Mar Rosso, navigazioni a rischio anche per pummarola, frutta e prodotti made in Italy

L’attuale situazione nel Mar Rosso, con navi sotto continuo attacco degli Houthi dello Yemen, sta creando non pochi problemi alle esportazioni verso i Paesi orientali. L’Italia è messa a dura prova, dato che l’allungamento delle rotte marittime sta mettendo seriamente a rischio oltre 200 milioni di chili di ortofrutta spediti in Asia nel 2023.

A darne conferma è Coldiretti, facendo riferimento all’analisi compiuta da Confartigianato sugli ostacoli incontrati nella navigazione proprio a causa dei continui attacchi degli Houthi dello Yemen contro le navi in transito nel Mar Rosso. Se effettivamente le consegne andassero perse, comporterebbero un grave danno al mercato italiano, difficilissimo da recuperare; le navi in questione, non potendo transitare nel canale di Suez, sono infatti costrette a circumnavigare il continente africano e questo cambiamento ha notevolmente aumentato i costi di trasporto (quasi quadruplicati). Basti pensare che oggi, per arrivare in India, si impiegano ben 40 giorni di circumnavigazione, contro i 28 richiesti dall’attraversamento del canale di Suez.

Per l’Italia si tratta di spese molto importanti, dato che le esportazioni di frutta e verdura verso India, Medio Oriente e sud-est asiatico stanno comportando un aumento dei costi di trasporto che ammontano a circa 10 centesimi per ogni chilogrammo. Si tratta di un fattore che incide notevolmente sulla competitività italiana, in particolare per quanto riguarda l’export non solo di ortofrutta fresca e trasformata, anche di pasta, dolci, vino e prodotti da forno, per un valore complessivo di circa 5,5 miliardi nel 2023.

A rischiare di più è la pummarola made in Italy

Tra i prodotti italiani che stanno rischiando maggiormente c’è la pummarola, con i suoi 270 milioni di euro di esportazioni dirette in Asia nel 2023 tra polpe, pelati, passate e concentrato di pomodoro. Sempre secondo Coldiretti, si tratterebbe del 10% del totale delle spedizioni di pomodoro italiano trasformato diretto all’estero.
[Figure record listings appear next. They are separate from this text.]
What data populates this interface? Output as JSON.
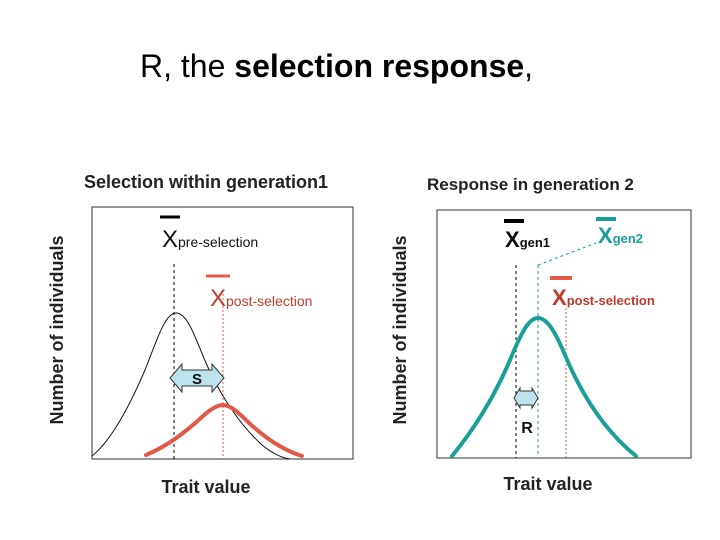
{
  "slide": {
    "title_prefix": "R, the ",
    "title_bold": "selection response",
    "title_suffix": ","
  },
  "left_panel": {
    "title": "Selection within generation1",
    "y_axis_label": "Number of individuals",
    "x_axis_label": "Trait value",
    "pre_label_main": "X",
    "pre_label_sub": "pre-selection",
    "post_label_main": "X",
    "post_label_sub": "post-selection",
    "arrow_label": "S",
    "pre_bar_color": "#000000",
    "post_color": "#e05a47"
  },
  "right_panel": {
    "title": "Response in generation 2",
    "y_axis_label": "Number of individuals",
    "x_axis_label": "Trait value",
    "gen1_label_main": "X",
    "gen1_label_sub": "gen1",
    "gen2_label_main": "X",
    "gen2_label_sub": "gen2",
    "post_label_main": "X",
    "post_label_sub": "post-selection",
    "arrow_label": "R",
    "gen2_color": "#1a9e9a",
    "post_color": "#e05a47"
  }
}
Un vero peccato, considerando che il pomodoro trasformato made in Italy è un ingredienti indispensabile della dieta mediterranea e di quella cucina italiana candidata a diventare Patrimonio dell’Umanità dell’Unesco.

pomodoro-italiano

In Italia, sono ben 70mila gli ettari – sparsi in oltre 7mila imprese agricole – destinati alla coltivazione del pomodoro da salsa e sono più di 100 le imprese di trasformazione, con oltre 10mila addetti, in grado di dar vita a una produzione di 5,4 milioni di tonnellate di pomodoro destinate a passate, polpe, pelate, sughi e concentrati.

Tutto questo, si traduce in un valore delle esportazioni pari a 2,7 miliardi di euro.

Nel complesso, l’export agroalimentare made in Italy in Asia ammonta a 5,5 miliardi di euro nel 2023 e il 90% circa è destinato proprio a quei Paesi che possono essere raggiunti solo via mare, attraversando quelle aree sotto continuo attacco degli Houthi dello Yemen. Il fatto che le navi mercantili impieghino molto più tempo per raggiungere la loro destinazione ha un impatto ovviamente negativo soprattutto sull’ortofrutta fresca che, alla fine del viaggio, potrebbe giungere in stato di deterioramento. La perdita sarebbe davvero enorme, e non solo per l’Italia, dato che tutto l’’Europa si trova a dover fronteggiare la stessa identica situazione.

A risentirne sono anche altri prodotti che, come accennato, comprendono pasta, prodotti da forno, dolci e anche vino, un altro must made in Italy per il quale Cina e Stati Uniti si contendono attualmente il primato.

La speranza è che si possa intervenire al più presto, trovando una via alternativa o cercando di trovare gli accordi necessari con gli Houthi dello Yemen per porre fine ai ripetuti attacchi alle navi in transito. Al momento la situazione non è particolarmente rosea e l’export italiano è in seria difficoltà; si attendono, quindi, ulteriori aggiornamenti da Coldiretti.